Sophia, D.B. Reynolds, Vampires in AmericaEvery series is likely to have a weak entry and this one is it for Vampires in America.  Raphael and Cyn are back in the spotlight, but they now they share it with a crop of new characters, including the title vampire character.

This time we move northwest to Vancouver, British Columbia and Washington state.  Sophia herself has been summoned there by her Sire in the wake of three vampires’ untimely murders.  Coincidentally, Colin Murphy, a retired Navy SEAL has relocated to the area to clear his mind and live a quiet life.  But he winds up learning about the vampire murders, and as the ultimate protector of the innocent he becomes involved in the case in order to bring to justice those responsible.  As they cross paths and work together, we realize that they have their own history, which presents a challenge.  But they will have to work through that to locate the killer in time before he hurts anyone else.

These vampires were children of Raphael, and the Vampire Lord is none too happy to know of their demise.  He doesn’t trust Sofia, and Cyn wants to help solve the case as well, which only exacerbates his concern for her safety and the unpredictability of the outcome. But if we know Cyn, we know she is committed to the job and will face whatever danger there may behead on.  But this time around, she may have bitten of more than she can chew.

One of the reasons I enjoy this series is that there’s a lot of focus on the mystery component, and while there’s definitely a strong presence of romance, it’s not overbearing a lot of the time.  Well, for this book that’s gone out the window. Sure, there’s a mystery but the romantic melodrama is laid on thick.  This is because we’re not dealing with one couple now, but two.  And that’s just too much for me.  I just wasn’t invested in Sophia and Colin’s situation in the least and I’ll outright admit that I skimmed a lot of their scenes.

I was hoping for the books to get away from the missing women trend that it had going, and it did do that here.  But it still wasn’t enough to create a compelling enough storyline.  I guess D.B. Reynolds stuck with it before because it was a strength.

I would have recommended you skip this book altogether, but there are a few major plot developments that are worth reading.  I can say that I was able to skim through certain scenes with little consequence to getting the big picture, so if you feel that urge, go with it. You’ll be fine.

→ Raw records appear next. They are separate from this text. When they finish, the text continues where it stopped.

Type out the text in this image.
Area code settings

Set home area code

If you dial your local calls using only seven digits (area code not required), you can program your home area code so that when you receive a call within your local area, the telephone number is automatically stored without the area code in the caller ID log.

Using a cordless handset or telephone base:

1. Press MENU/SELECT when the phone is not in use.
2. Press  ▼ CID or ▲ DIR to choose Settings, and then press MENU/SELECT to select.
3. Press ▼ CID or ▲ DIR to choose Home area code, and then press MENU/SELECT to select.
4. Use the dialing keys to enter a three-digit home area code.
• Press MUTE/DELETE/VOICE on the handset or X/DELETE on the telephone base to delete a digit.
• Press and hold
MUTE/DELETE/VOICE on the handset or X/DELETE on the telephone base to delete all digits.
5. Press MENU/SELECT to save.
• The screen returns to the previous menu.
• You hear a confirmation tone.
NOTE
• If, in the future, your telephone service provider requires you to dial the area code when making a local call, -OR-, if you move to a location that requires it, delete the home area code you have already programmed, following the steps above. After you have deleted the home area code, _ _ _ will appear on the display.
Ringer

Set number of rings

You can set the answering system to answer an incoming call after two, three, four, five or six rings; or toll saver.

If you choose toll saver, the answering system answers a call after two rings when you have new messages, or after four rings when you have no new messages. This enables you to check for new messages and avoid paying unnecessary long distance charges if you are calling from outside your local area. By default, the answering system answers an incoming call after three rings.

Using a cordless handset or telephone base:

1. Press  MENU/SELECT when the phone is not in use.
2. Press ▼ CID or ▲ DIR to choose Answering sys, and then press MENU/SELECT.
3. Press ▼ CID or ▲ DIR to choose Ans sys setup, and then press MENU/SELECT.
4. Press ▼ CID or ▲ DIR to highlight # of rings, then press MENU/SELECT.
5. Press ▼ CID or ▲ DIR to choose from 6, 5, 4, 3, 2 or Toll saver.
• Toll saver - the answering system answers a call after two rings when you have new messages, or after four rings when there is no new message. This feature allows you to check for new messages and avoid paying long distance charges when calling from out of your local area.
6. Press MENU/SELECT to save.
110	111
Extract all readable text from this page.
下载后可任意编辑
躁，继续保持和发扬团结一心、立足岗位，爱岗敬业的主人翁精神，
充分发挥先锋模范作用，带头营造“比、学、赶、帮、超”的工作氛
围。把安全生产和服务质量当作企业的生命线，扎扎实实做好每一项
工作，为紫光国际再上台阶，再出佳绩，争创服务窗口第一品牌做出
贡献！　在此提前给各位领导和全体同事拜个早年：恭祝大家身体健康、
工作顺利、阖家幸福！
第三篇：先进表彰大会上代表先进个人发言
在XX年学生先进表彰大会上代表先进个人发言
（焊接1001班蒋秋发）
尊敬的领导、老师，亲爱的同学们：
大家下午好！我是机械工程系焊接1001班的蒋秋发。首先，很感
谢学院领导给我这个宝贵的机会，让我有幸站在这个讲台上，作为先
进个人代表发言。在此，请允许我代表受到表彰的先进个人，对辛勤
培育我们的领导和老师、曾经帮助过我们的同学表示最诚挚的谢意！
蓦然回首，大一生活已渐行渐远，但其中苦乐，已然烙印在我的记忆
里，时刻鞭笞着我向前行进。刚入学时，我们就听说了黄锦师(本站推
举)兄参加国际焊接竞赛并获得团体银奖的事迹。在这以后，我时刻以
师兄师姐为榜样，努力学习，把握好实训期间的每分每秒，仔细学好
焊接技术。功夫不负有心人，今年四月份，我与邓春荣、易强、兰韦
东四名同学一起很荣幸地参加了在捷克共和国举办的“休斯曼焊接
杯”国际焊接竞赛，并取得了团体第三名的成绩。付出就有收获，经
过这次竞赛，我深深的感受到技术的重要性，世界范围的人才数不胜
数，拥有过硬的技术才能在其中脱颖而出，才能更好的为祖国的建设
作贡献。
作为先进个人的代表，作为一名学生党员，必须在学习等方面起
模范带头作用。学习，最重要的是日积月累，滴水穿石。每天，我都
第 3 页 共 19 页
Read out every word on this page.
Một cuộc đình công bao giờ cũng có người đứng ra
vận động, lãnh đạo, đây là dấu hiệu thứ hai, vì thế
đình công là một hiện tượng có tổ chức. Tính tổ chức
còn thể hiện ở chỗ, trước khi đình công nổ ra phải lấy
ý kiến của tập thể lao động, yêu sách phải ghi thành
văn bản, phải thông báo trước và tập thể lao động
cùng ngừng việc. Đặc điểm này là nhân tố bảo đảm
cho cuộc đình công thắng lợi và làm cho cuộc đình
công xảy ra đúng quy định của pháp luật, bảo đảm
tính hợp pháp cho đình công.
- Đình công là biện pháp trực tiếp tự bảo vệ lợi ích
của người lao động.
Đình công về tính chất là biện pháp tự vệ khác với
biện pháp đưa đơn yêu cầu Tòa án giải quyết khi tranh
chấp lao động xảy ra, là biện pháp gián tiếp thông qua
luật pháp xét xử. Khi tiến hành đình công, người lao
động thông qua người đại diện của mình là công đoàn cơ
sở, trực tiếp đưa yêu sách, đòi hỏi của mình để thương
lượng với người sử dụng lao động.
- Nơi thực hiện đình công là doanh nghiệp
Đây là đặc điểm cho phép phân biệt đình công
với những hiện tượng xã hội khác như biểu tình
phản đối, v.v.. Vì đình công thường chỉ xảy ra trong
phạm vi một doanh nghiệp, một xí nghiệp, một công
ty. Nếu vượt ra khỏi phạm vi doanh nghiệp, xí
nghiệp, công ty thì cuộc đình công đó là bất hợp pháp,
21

And of course, a VNF review of this series isn’t complete without my comment on the cover…which is still pretty bad.  I feel like they get worse and worse.  The male model’s pose looks completely unnatural, awkward, and so NOT badass for a supposed Navy Seal.  And once again you can barely read the text at the top of the book thanks to the trees. Whoever designed it obviously skipped the “contrast” chapter in their graphic design book.  It’s ONLY one of the major principles, but what do I know!

So yeah, this book was a bit of a let down, but it wasn’t enough to deter me from continuing with the series, especially knowing that Duncan gets his turn next!